The interest-earning crypto and cash-lending program is scheduled to go live in November, with Bitcoin IRA adding that the program will initially be opened to a limited number of participants and also delivered on a first-come, first-served basis.
Additionally, the annual interest rates from the program could vary based on the lending coin and term length.
Sharing his thoughts on the soon-to-be-launched service, Chris Kline, the COO, and co-founder of Bitcoin IRA identified interest-earning accounts as an exciting revolution in decentralized finance. He added:
Borrowing and lending using cryptocurrencies and cash are providing new and safe opportunities for our clients to maximize the growth of their retirement accounts. Interest earned by a client can offset trading fees or custodial holding fees, essentially creating a FREE account making these fees a thing of the past.

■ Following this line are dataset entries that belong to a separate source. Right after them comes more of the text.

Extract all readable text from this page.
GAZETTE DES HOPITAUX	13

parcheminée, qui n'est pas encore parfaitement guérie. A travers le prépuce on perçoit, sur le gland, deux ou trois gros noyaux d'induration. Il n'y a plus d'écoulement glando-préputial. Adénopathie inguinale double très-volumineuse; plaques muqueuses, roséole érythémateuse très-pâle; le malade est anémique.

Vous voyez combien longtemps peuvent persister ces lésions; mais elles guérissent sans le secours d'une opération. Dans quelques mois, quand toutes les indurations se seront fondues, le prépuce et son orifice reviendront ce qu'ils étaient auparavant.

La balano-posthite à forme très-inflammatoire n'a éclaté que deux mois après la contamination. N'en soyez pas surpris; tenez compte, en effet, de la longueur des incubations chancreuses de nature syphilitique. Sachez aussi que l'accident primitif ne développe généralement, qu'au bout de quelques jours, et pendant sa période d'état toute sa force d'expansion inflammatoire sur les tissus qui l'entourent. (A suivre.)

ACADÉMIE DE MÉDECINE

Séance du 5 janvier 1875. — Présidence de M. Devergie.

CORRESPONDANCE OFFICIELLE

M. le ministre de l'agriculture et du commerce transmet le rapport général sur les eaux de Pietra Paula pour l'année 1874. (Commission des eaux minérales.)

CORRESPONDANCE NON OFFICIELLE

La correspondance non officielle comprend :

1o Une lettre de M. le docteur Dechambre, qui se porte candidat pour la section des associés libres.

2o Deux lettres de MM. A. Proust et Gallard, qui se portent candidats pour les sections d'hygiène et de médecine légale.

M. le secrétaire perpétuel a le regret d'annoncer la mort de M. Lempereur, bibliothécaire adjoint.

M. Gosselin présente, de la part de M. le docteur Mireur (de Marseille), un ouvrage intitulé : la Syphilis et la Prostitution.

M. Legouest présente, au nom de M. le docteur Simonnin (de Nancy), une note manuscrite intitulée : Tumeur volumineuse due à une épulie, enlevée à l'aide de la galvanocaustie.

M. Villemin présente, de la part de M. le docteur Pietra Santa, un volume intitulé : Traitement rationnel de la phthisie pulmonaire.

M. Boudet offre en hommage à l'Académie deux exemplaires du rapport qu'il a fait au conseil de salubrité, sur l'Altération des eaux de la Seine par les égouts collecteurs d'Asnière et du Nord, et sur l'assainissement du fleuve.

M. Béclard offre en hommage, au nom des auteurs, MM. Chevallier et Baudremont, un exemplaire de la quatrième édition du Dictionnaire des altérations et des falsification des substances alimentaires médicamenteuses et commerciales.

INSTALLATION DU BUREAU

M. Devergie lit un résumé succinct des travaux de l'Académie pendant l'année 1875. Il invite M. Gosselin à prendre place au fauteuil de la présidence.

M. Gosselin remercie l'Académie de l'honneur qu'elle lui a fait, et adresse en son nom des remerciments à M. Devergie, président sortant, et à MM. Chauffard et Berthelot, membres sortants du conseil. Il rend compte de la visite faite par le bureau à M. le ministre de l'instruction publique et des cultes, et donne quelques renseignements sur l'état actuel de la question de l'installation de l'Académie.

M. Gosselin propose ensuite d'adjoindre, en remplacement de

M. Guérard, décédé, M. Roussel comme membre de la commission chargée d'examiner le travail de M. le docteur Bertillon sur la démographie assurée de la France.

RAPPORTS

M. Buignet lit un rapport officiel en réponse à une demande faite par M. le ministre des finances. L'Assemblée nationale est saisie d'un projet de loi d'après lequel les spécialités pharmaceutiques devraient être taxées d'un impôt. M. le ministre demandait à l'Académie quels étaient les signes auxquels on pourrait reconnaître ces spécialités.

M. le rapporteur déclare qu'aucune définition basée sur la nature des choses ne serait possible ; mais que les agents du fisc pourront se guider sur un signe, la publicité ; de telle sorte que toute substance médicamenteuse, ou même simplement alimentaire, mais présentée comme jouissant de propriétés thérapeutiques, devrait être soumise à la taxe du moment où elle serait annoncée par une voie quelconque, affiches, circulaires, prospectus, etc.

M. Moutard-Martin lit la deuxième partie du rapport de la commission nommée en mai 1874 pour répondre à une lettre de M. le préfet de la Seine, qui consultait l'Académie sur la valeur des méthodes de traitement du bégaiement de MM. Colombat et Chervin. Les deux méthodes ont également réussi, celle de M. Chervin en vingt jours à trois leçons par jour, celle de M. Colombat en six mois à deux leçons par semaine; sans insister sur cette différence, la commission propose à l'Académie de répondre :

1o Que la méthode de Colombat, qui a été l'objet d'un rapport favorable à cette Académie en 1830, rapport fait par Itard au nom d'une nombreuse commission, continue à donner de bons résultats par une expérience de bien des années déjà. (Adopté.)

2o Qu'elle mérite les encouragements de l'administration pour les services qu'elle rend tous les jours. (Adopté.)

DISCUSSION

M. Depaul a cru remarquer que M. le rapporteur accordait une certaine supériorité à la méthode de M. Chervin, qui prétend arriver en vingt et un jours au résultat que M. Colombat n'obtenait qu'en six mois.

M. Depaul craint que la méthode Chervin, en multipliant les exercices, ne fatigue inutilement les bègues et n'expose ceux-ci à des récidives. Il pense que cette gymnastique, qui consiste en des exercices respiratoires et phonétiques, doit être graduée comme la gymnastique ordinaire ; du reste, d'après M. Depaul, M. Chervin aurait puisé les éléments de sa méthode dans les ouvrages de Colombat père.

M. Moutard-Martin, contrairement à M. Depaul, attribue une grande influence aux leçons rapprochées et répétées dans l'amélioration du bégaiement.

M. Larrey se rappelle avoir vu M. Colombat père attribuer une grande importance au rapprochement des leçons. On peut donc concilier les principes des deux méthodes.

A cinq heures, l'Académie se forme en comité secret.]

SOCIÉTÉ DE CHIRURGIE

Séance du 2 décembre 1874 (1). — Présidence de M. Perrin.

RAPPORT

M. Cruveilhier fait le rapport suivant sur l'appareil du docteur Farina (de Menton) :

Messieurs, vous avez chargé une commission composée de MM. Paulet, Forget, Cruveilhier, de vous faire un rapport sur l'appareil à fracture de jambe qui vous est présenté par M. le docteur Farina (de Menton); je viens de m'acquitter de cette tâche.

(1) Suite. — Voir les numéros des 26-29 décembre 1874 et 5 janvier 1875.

Also notable is the fact that clients are now able to capitalize on interest yields, which boost their IRA account value, using a service that was previously not available to long-term crypto holders.

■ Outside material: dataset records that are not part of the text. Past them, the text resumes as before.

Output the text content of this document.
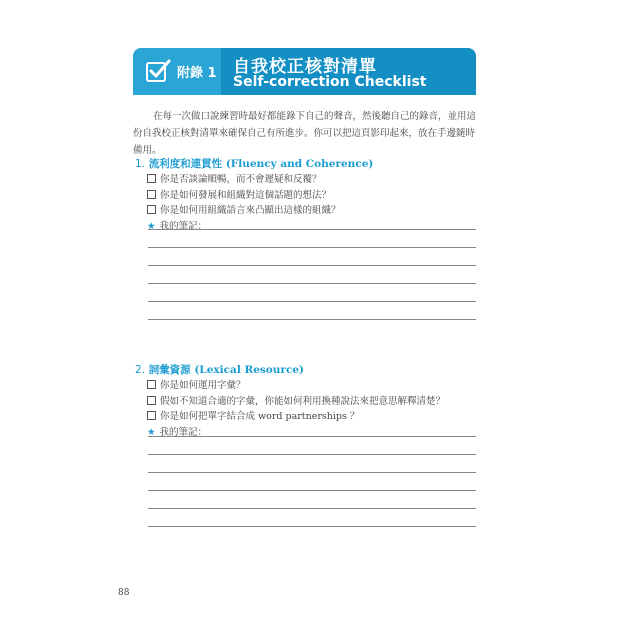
附錄 1 自我校正核對清單
Self-correction Checklist

在每一次做口說練習時最好都能錄下自己的聲音，然後聽自己的錄音，並用這份自我校正核對清單來確保自己有所進步。你可以把這頁影印起來，放在手邊隨時備用。

1. 流利度和連貫性 (Fluency and Coherence)
你是否談論順暢，而不會遲疑和反覆？
你是如何發展和組織對這個話題的想法？
你是如何用組織語言來凸顯出這樣的組織？
★ 我的筆記：
2. 詞彙資源 (Lexical Resource)
你是如何運用字彙？
假如不知道合適的字彙，你能如何利用換種說法來把意思解釋清楚？
你是如何把單字結合成 word partnerships ？
★ 我的筆記：
88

Today’s announcement meanwhile is coming after Bitcoin IRA launched a cryptocurrency swap last month. Clients could use the service to swap any cryptocurrency directly from Bitcoin IRA’s proprietary self-trading platform rather than converting their holdings to fiat currency first.
Bitcoin IRA Accounts Becoming a Norm
While the new service being launched by Bitcoin IRA is set to promote Bitcoin as an investment vehicle for individual retirement account owners, it is interesting to note that bitcoin investment is becoming a norm for that class of investors.
For instance, Coinfomania reported in August that the Australian Tax Office (ATO) issued letters to Self Managed Super Funds (SMSFs) owners for investing 90% of their retirement funds in one particular asset, which is considered illegal in the country.
SMSFs are individuals who take control of their retirement fund investment decisions instead of outsourcing the management to professionals, and they are choosing to invest in cryptocurrency.